Ashe seufzte. »Ich weiß.«

Grunthor lachte leise. »So klein und schmächtig sie auch ist, so ist sie doch zäh. Und wenn man einen braucht, der einem den Rücken frei hält, würd ich mir immer sie aussuchen.«

»Da gebe ich dir Recht. Und sie sagt, das hat sie dir zu verdanken, weißt du. Angeblich hat sogar Oelendra die Ausbildung bewundert, die du ihr hast angedeihen lassen.«

Der Riese lächelte. »Ja, das hat sie mir erzählt. Aber ich glaube, das kommt eher daher, dass das Herz der Gräfin größer ist als ihr Körper.«

Auch Ashe lächelte. »Das ist allerdings wahr.«

Grunthor beugte sich über den Tisch. »Und deshalb warn ich dich, Wasserknabe pass auf, dass du ihr dieses Herz nicht brichst, denn wenn du’s doch tust, dann brech ich dich in Stücke wie ’nen trockenen Zweig.«

»Ich werde es mir merken.« Ihre Becher stießen scheppernd aneinander und wurden geleert. Achmed fasste Rhapsody um die Taille und hob sie vom Pferd. Er spürte, dass sie dankbar war, endlich wieder auf festem Boden zu stehen. Wenn sie zusammen ritten, überließ es ihr Achmed im Allgemeinen, allein auf und abzusteigen, aber er hatte bemerkt, dass ihr Gesicht jedes Mal schlohweiß wurde, und hatte eine Ausnahme von der herrschenden Regel gemacht, sie wohlwollend sich selbst zu überlassen.

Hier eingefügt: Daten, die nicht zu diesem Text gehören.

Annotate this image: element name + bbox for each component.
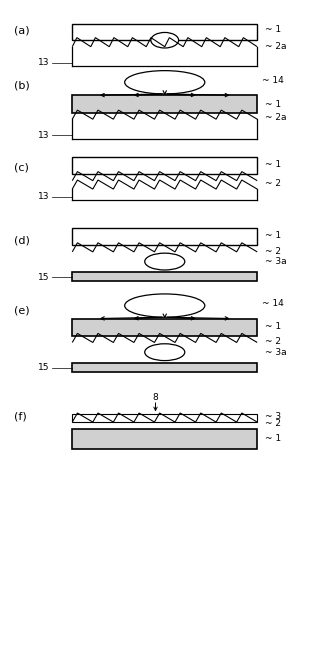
- Text: (e): (e): [14, 305, 29, 315]
- Text: ~ 14: ~ 14: [262, 76, 284, 85]
- Bar: [72, 363, 257, 372]
- Text: ~ 1: ~ 1: [265, 25, 281, 34]
- Text: ~ 2: ~ 2: [265, 337, 281, 346]
- Text: ~ 3a: ~ 3a: [265, 348, 286, 357]
- Text: ~ 3a: ~ 3a: [265, 257, 286, 266]
- Text: 15: 15: [38, 363, 50, 372]
- Text: (a): (a): [14, 25, 29, 36]
- Text: ~ 1: ~ 1: [265, 100, 281, 109]
- Bar: [72, 96, 257, 112]
- Text: 13: 13: [38, 192, 50, 202]
- Text: 13: 13: [38, 131, 50, 140]
- Ellipse shape: [151, 32, 179, 48]
- Text: ~ 1: ~ 1: [265, 322, 281, 332]
- Bar: [72, 157, 257, 174]
- Text: ~ 2a: ~ 2a: [265, 42, 286, 51]
- Text: (c): (c): [14, 162, 29, 173]
- Text: ~ 2: ~ 2: [265, 419, 281, 428]
- Bar: [72, 272, 257, 281]
- Text: ~ 3: ~ 3: [265, 412, 281, 421]
- Text: ~ 1: ~ 1: [265, 434, 281, 443]
- Text: ~ 1: ~ 1: [265, 231, 281, 240]
- Bar: [72, 24, 257, 40]
- Text: (f): (f): [14, 412, 26, 422]
- Bar: [72, 414, 257, 422]
- Text: ~ 2a: ~ 2a: [265, 113, 286, 122]
- Ellipse shape: [125, 71, 205, 94]
- Text: (d): (d): [14, 236, 30, 246]
- Ellipse shape: [145, 344, 185, 361]
- Bar: [72, 318, 257, 336]
- Ellipse shape: [125, 294, 205, 317]
- Text: ~ 2: ~ 2: [265, 179, 281, 188]
- Bar: [72, 428, 257, 449]
- Text: ~ 14: ~ 14: [262, 299, 284, 308]
- Text: 13: 13: [38, 58, 50, 68]
- Text: 15: 15: [38, 272, 50, 281]
- Text: (b): (b): [14, 81, 30, 90]
- Ellipse shape: [145, 253, 185, 270]
- Text: ~ 2: ~ 2: [265, 247, 281, 255]
- Bar: [72, 228, 257, 246]
- Text: 8: 8: [152, 393, 158, 402]
- Text: ~ 1: ~ 1: [265, 160, 281, 169]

Sie überquerten den Turmplatz, den weitläufigen, gepflasterten Hof innerhalb der Stadtmauern von Sepulvarta, der an das Geschäftsviertel grenzte. In der Mitte des Platzes erhob sich das riesige Bauwerk, das Rhapsody in der heiligen Nacht mit dem Patriarchen von der Großen Basilika aus betrachtet hatte. Am Grund war es so breit wie ein ganzer Häuserblock und reckte sich, spitz zulaufend, fast tausend Fuß in die Höhe. Oben an seiner Spitze wurde es von einem strahlenden Stern gekrönt. An klaren Tagen konnte man den Stern in einem Umkreis von hundert Meilen sehen, in der Nacht sogar noch weiter. Angeblich enthielt dieser Stern einen Splitter des Schlafenden Kinds, jenes Sterns, der nach der serenischen Legende ins Meer gestürzt war und die erste große Katastrophe heraufbeschworen hatte. Der Überlieferung zufolge hatte er bei seinem Aufprall ein heftiges Erdbeben hervorgerufen, und die darauf folgende Flutwelle hatte das Land zerrissen, die Insel überflutet und nur die Hälfte davon zurückgelassen. Vier Jahrtausende hatte der Stern am Meeresgrund gelegen und den Ozean aufgewühlt, bis er sich zu guter Letzt erhoben und den Rest der Insel für sich beansprucht hatte, zusammen mit allen übrig gebliebenen Mitgliedern von Rhapsodys Familie und den Verfolgern der beiden Bolgs.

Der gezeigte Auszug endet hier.